ASTRO – FY08 earnings dragged down by Indonesia (Results Note)
Price: RM3.40
Target Price: RM4.55
Recommendation: HOLD
· FY08 net loss of RM6.2m was below our expectation and market consensus’ of RM80.6m and RM43.8m respectively. FY08 EBITDA of RM556m was within expectations as the Malaysian operations improved with higher net adds of 281,000 and 5% higher ARPU of RM82 per month. However, this was offset by the high “burn-rate” in Indonesia of RM135m and write down in investment in PDTV resulting in a 52.4% YoY decline in FY08 EBIT.
· FY08 net loss was incurred as Astro recognised RM95.7m loss from associate PDTV. Since 2Q08, Astro has discontinued recognising PDTV share of associate’s contribution due to the changes in the law on foreign shareholding limit.

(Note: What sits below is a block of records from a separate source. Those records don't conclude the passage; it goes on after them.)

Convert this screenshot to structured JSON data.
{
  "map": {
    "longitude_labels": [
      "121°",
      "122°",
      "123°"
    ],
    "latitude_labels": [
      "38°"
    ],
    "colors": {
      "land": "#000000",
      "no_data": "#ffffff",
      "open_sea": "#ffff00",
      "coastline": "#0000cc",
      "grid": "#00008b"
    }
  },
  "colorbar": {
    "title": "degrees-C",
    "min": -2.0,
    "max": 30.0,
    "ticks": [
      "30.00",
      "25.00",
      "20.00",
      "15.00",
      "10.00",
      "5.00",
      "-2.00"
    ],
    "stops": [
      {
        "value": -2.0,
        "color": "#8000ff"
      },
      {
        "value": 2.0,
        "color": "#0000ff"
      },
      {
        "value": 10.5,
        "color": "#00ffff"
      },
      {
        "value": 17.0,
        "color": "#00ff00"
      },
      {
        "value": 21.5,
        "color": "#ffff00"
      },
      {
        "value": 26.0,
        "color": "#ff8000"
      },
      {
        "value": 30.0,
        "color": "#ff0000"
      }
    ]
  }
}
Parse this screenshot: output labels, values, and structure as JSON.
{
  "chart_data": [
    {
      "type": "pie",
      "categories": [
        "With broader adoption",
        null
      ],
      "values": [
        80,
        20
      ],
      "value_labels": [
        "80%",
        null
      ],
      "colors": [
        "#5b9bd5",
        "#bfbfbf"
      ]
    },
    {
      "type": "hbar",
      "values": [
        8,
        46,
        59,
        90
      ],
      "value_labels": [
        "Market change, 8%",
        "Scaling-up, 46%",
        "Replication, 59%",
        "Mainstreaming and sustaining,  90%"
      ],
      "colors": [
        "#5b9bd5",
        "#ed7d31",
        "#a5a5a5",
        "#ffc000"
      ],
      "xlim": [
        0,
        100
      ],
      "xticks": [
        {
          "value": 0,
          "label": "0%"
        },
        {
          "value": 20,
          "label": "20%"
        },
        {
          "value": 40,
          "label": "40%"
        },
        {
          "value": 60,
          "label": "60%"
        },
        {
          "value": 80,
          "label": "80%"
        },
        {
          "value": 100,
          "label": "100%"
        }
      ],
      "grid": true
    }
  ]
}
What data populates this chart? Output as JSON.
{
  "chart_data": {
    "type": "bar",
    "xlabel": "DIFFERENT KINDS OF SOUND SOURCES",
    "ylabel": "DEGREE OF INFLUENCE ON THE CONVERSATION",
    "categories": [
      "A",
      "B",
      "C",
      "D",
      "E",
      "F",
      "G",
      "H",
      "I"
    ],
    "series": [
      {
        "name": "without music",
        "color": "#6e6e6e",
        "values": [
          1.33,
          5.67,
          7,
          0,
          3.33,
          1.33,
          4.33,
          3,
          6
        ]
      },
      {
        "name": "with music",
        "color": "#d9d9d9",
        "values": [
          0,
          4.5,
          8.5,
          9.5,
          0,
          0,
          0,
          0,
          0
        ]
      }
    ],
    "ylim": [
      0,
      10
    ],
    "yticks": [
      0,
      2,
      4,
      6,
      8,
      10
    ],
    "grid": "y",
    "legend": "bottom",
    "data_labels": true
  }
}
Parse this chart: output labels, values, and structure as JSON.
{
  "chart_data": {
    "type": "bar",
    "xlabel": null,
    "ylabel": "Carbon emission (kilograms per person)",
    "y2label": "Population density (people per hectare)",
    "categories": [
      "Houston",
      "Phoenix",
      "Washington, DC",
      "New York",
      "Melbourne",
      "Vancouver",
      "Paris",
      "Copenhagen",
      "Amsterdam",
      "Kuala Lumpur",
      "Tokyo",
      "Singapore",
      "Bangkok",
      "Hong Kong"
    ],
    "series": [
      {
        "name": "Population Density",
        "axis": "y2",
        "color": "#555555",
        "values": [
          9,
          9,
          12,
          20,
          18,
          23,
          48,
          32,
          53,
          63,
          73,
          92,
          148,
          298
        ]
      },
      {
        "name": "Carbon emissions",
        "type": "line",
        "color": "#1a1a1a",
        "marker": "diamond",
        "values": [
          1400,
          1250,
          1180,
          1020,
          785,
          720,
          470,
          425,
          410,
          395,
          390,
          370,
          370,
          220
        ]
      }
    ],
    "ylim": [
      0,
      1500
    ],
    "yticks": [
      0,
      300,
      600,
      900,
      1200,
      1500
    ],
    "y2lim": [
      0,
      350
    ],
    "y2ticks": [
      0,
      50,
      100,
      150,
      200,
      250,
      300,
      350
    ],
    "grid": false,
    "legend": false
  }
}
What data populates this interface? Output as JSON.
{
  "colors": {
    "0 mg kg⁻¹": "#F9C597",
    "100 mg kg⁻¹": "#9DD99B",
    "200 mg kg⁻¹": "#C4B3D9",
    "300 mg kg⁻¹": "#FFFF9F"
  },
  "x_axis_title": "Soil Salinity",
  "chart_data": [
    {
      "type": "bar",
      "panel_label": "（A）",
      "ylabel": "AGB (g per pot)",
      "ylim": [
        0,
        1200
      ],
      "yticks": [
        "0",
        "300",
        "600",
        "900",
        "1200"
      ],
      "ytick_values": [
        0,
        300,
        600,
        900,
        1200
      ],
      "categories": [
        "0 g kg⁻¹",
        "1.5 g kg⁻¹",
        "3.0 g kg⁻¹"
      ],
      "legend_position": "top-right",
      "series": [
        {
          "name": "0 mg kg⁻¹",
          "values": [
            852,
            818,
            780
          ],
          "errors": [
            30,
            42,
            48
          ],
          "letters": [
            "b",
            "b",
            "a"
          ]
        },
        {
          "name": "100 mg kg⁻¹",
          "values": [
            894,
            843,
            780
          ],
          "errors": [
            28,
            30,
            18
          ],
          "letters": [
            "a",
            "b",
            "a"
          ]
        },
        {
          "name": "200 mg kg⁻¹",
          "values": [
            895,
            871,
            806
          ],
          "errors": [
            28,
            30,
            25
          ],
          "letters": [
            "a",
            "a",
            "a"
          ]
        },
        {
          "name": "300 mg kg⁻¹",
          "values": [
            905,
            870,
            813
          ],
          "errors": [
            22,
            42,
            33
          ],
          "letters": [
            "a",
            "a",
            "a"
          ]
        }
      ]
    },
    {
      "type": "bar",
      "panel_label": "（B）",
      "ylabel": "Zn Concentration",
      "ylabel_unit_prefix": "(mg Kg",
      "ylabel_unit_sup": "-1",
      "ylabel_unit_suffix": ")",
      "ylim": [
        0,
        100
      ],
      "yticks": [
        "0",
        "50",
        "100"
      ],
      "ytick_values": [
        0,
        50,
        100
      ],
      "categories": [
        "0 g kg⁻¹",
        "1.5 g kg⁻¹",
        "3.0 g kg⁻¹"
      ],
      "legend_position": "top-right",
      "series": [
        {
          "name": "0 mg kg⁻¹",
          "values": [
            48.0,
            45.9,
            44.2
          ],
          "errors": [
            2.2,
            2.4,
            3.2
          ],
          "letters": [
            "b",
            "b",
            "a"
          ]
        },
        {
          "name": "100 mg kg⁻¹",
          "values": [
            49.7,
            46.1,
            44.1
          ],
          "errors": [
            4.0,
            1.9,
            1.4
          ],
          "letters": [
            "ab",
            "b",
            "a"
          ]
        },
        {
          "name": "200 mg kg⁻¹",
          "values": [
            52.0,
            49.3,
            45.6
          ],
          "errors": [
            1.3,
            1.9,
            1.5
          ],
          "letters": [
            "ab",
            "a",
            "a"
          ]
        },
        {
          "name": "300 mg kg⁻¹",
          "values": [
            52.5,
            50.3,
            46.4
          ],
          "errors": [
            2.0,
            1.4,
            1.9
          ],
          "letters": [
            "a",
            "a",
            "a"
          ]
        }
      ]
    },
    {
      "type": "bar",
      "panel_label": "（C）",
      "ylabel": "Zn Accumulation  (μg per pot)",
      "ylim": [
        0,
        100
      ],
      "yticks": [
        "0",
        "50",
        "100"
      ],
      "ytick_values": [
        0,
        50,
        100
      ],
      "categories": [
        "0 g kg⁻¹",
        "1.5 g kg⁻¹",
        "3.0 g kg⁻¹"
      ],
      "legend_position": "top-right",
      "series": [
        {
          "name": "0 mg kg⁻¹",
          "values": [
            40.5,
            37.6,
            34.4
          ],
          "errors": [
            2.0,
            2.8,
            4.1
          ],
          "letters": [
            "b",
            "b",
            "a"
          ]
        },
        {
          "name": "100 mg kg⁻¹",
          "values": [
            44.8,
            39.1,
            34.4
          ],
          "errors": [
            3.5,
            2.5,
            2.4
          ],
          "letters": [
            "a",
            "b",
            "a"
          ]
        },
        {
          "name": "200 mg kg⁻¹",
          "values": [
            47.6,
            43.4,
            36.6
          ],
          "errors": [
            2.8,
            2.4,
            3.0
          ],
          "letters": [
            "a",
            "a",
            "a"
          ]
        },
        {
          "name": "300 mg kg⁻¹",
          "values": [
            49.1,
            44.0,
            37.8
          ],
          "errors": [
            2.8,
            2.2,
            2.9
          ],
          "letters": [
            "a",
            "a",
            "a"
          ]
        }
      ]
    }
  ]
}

· 4Q08 EBITDA fell 30.9% QoQ primarily due to the cost of introducing 8 new channels in Oct 2007 and higher CAC, which have more than offset the increase in revenue of 4.5% QoQ.
· FY08 EBITDA increased by 5.5% YoY due to 17.0% YoY surge in revenue underlined by higher customer net adds and improved ARPU on the back of the May’s re-pricing exercises, partially offset by higher content costs and CAC per box sold.
· Gross DPS of 5.0sen was announced in 4Q08 amounted to total gross DPS of 10.0sen for FY08. Project gross DPS of 12sen for FY09 and FY10.
· Malaysian operations solidified with capacity available to expand channel offering and at such, ARPU is expected to rise in tandem. Astro TV expects to launch 21 new channels in 2008 and targets penetration rate of 50% over the next 3 years from 40% currently.
· Indonesia challenge remains protracted and complex. Astro will continue to identify a suitable partner and provide basic services to support the Indonesia operations at the rate of RM20m/month as long as Management still believes favourable outcome can be achieved.
· Maintain HOLD on the stock’s overall risk profile with India’s expecting to incur losses and the unresolved problems in Indonesia. Target price lowered to RM4.55 (based on sum of parts valuation, with RM4.21 for the Malaysian operation which is based on a DCF valuation with 13% WACC, plus 22 sen per share for its Indonesia and India investments and 12 sen FY09 dividend).